The DH says the annual review, which will take place “in the autumn” every year, will include evaluating pilots and phasing in national services. Contractors will be updated on an ongoing basis as discussions continue.

9 Comments
Question: 
How do you think the new funding contract will impact your pharmacy?

Edward H Rowan, Locum pharmacist

Wow, what a result - they've changed the name of the QPS to PQS!

A Long Serving Pharmacist, Community pharmacist

Since there is now no profit in supplying drugs against prescriptions, and some pharmacies are not even getting paid enough to cover their wholesaler bills, why don’t we all stop dispensing prescriptions and just provide ‘services’ as dispensing cannot continue being a loss leader. 

How High?, Community pharmacist

So I spent all day yesterday dealing with complaint after complaint.

All the people waiting to have scripts checked by the pharmacist who was having a "chat" with a customer.

All the people wanting "a quick chat" with the pharmacist and having to wait whilst I checked scripts.

Will someone please tell PSNC and DfH that I can't do both at once.

I'm demoralised and pissed off. We're just getting more work and more services.

I'm getting off this bus at the next stop

ABC DEF, Primary care pharmacist

better jump off the bus right NOW than waiting for the next stop.

David Kent, Community pharmacist

I do blame PSNC.  For the past 30 years plus they have been an innefectual organisation, often biased towards the multiples, and more interested in maintaining their own position than seriousy challnging the DfH on behalf of those who pay thrir wages.  For most small pharmacies, those most concerned for their patients, these proposals are mostly unattainable. The health of Independant pharmacy as we know it is now terminal.

geoffrey gardener, Community pharmacist

Beginning of the end for pharmacy as we know it? Dispensing has always been our raison d etre, decreasing fees, hub and spoke, and automated dispensing machines, will see the end of this.  Welcome to our "Brave New World". 

 

 

 

david williams, Community pharmacist

Dispensing has been devalued as a pharmacy led role. You cannot blame PSNC for us not having a supply model fit for 2019. We cannot continue to pay pharmacist wages to pick boxes off a shelf. Repeat meds supply, does not need a pharmacist input. Talking to patients to help them live healthier and take less meds is a pharmacist role.

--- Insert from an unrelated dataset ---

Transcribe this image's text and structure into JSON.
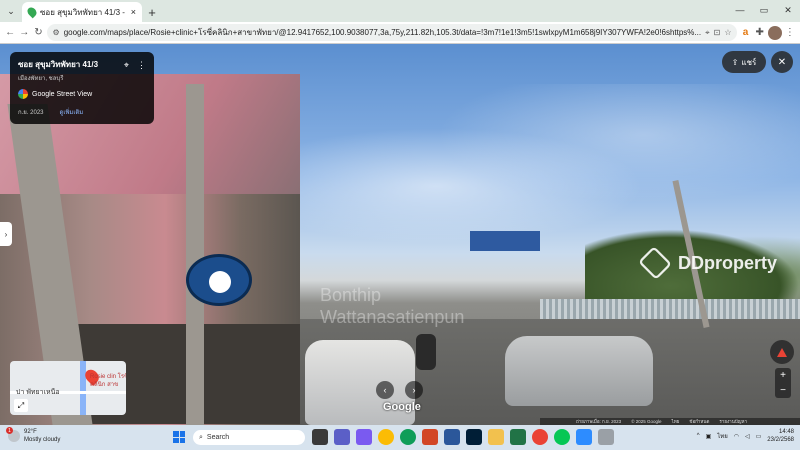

This is not the worst deal for an independant pharmacist. You can deliver services more effectively than the multiples. You will not have to chase volume-just people to interact with and make a difference to their lives.

The clever farriers sell and fit tyres now

N O, Pharmaceutical Adviser

WOW !!! Are you really a Pharmacist??

1. Hep-C testing in a area with no drug users. -- What do the Pharmacist do??

2. Unidentified Cardiovascular risk identification. -- Deprived, remote, village location with many elderly residents already diagnosed with multiple morbidities. What do you do??

3. Direct referrals from 111/hospitls/|GPs. -- Again, in areas with no GP surgery within a mile or more, but only a small independent Pharmacy. What do you do?

The above plus many pharmacies within a mile radius of a within themselves and a Surgery. How would they each get equal number of referrals??

Any service that is planned or proposed are clearly NOT aimed at Independents or those in remote areas. So how do you expect them to give away their dispensing role and still be open??

Don't just rant around anything in the name of technology. Some things will stay as they are no matter how advanced the technology is. So don't put everyone under the same umbrella.

SydBashford Sold&Retired&DeRegistered, Community pharmacist

Sounds to me that with a fixed global sum over the next five years, they can keep reducing the dispensing fee to whatever they like (devalue the role), and say you can get it back with additional new extra work for nothing more.... that’s clearly a lot MORE work, for same money...excluding the further increase in Rx volume and workload for no extra over the next five years... that’s a DOUBLE blow of extra work for nothing. Great job PSNC... Maybe the PSNC are actually hoping more pharmacies close, so the global sum gets distributed to those that remain... maybe that’s what the DH told them !!